The lecithin can be any lecithin or, for instance, lecithin lipoidal material, such as phospholipids, lysophospholipids, glycolipids and neutral lipids that comprise the typical composition of lecithin. Lecithins are molecules that, when completely hydrolyzed, yield two molecules of fatty acid, and one molecule each of glycerol, phosphoric acid, and a basic nitrogenous compound, such as choline. The fatty acids obtained from lecithins on hydrolysis are usually, but not limited to, oleic, palmitic, and stearic acids. The phosphoric acid may be attached to the glycerol in either an a-or the P-position, forming a-glycerophosphoric acid or P-glycerophosphoric acid, respectively, and producing the corresponding series of lecithins which are known as a- and P-lecithins.

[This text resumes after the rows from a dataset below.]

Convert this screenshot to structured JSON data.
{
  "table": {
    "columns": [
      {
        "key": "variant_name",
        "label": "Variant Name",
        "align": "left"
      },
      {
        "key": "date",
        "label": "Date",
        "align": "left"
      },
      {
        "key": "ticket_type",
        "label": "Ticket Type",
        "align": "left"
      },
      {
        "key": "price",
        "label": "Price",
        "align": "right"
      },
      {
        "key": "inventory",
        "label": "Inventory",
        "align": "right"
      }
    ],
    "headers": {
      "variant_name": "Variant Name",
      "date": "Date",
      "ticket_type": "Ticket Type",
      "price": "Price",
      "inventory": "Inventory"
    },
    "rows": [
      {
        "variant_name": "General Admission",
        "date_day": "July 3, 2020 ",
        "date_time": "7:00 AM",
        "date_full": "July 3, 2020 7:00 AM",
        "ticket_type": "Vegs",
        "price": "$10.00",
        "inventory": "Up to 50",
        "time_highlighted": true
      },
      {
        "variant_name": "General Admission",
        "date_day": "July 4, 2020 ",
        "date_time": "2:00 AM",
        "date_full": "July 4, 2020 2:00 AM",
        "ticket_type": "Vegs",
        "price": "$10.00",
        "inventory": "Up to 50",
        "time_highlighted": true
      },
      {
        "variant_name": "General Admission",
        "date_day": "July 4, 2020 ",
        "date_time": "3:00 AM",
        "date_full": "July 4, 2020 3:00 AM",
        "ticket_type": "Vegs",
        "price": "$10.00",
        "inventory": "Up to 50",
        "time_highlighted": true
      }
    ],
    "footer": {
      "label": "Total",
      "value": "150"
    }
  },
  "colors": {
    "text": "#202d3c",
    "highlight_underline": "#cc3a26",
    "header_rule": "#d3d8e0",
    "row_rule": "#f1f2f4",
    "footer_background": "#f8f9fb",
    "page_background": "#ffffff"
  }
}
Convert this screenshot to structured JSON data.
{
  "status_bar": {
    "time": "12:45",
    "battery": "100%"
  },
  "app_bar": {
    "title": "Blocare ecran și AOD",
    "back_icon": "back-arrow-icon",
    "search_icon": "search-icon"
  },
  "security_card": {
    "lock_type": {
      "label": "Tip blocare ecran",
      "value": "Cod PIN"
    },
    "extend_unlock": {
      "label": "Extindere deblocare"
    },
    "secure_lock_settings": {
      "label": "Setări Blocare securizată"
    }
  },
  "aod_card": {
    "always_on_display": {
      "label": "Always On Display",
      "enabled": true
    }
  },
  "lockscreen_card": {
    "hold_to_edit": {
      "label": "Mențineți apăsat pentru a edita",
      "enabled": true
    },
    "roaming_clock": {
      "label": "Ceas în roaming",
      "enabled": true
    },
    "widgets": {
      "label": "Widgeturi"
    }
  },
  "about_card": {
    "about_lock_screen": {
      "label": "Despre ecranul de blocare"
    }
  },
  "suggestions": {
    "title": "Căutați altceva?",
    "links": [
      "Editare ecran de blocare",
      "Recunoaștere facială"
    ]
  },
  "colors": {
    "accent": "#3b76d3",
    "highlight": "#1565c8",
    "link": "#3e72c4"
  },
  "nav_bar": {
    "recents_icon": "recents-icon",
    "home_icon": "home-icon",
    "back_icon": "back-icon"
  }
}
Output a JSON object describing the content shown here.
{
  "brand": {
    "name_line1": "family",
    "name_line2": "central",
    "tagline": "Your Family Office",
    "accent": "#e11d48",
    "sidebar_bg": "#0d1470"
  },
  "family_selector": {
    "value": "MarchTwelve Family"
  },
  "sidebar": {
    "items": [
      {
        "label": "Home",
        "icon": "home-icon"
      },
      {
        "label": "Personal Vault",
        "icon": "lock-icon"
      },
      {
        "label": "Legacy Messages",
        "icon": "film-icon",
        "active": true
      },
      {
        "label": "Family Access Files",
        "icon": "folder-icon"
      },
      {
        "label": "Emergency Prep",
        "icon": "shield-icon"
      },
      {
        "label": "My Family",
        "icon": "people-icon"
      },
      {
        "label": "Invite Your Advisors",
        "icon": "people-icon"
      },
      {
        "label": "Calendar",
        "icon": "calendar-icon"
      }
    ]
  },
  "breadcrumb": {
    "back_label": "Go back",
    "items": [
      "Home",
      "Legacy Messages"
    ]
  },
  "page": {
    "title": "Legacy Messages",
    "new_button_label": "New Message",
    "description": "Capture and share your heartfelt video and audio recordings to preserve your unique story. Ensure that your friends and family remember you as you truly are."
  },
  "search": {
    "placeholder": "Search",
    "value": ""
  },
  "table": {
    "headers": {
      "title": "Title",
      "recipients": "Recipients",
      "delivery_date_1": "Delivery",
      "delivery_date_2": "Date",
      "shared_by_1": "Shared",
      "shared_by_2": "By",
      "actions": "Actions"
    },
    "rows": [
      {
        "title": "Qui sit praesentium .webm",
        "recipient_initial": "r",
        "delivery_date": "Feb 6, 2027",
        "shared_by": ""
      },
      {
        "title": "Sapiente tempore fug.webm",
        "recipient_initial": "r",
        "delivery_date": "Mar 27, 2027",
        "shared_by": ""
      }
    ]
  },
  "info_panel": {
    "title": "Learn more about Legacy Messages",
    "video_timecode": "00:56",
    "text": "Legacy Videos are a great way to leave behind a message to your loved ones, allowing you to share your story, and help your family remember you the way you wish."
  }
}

Commercial lecithin is obtained by extraction processes from egg yolk, brain tissue, or soybeans. Ovolecithin (vitelin) from eggs and vegilecithin from soybeans, as well as purified lecithin from calfs brains have been used as emulsifiers, antioxidants, and stabilizers in foods and pharmaceutical preparations. Commercial lecithin may be obtained from a variety of sources. One of ordinary skill in the art would be able to determine an appropriate lecithin for a desired application.

The polymer is preferably an acrylic polymer, which is any polymer or copolymer that contains an acrylic moiety. Examples of suitable acrylic polymers include, but are not limited to polyacrylic acid, methacrylic acid, methacrylate, acrylamide, acrylate, acryinitrile, and alkyl-esters of poly acrylic acid. Examples of acrylic copolymers are poly (acrylamide-co butyl, methacrylate), acrylic-methacrylic acid, acrylic-acrylamide and poly(methacrylate). Commercial polymers may be obtained from a variety of sources.

In some embodiments, acrylic polymers may benefit from the inclusion of a cross linker, such as a polyalkenyl polyether, an alkyl sucrose, or an allyl ether of penta-erythirtol, for example, which is effective in binding the polymers. An exemplary acrylic polymer for use in this invention is polyacrylic acid with or without a polyalkenyl polyether cross linker. One of ordinary skill in the art would be able to determine an appropriate acrylic polymer for a desired application. Likewise, one of ordinary skill in the art would be able to determine an appropriate cross linker for a given acrylic polymer.

Examples of non-acrylic polymers that are suitable for use herein are polyvinyl acetate phthalate, cellulose acetate phthalate, methylcellulose, polyethylene glycol, polyvinyl alcohol, and polyoxyethylene.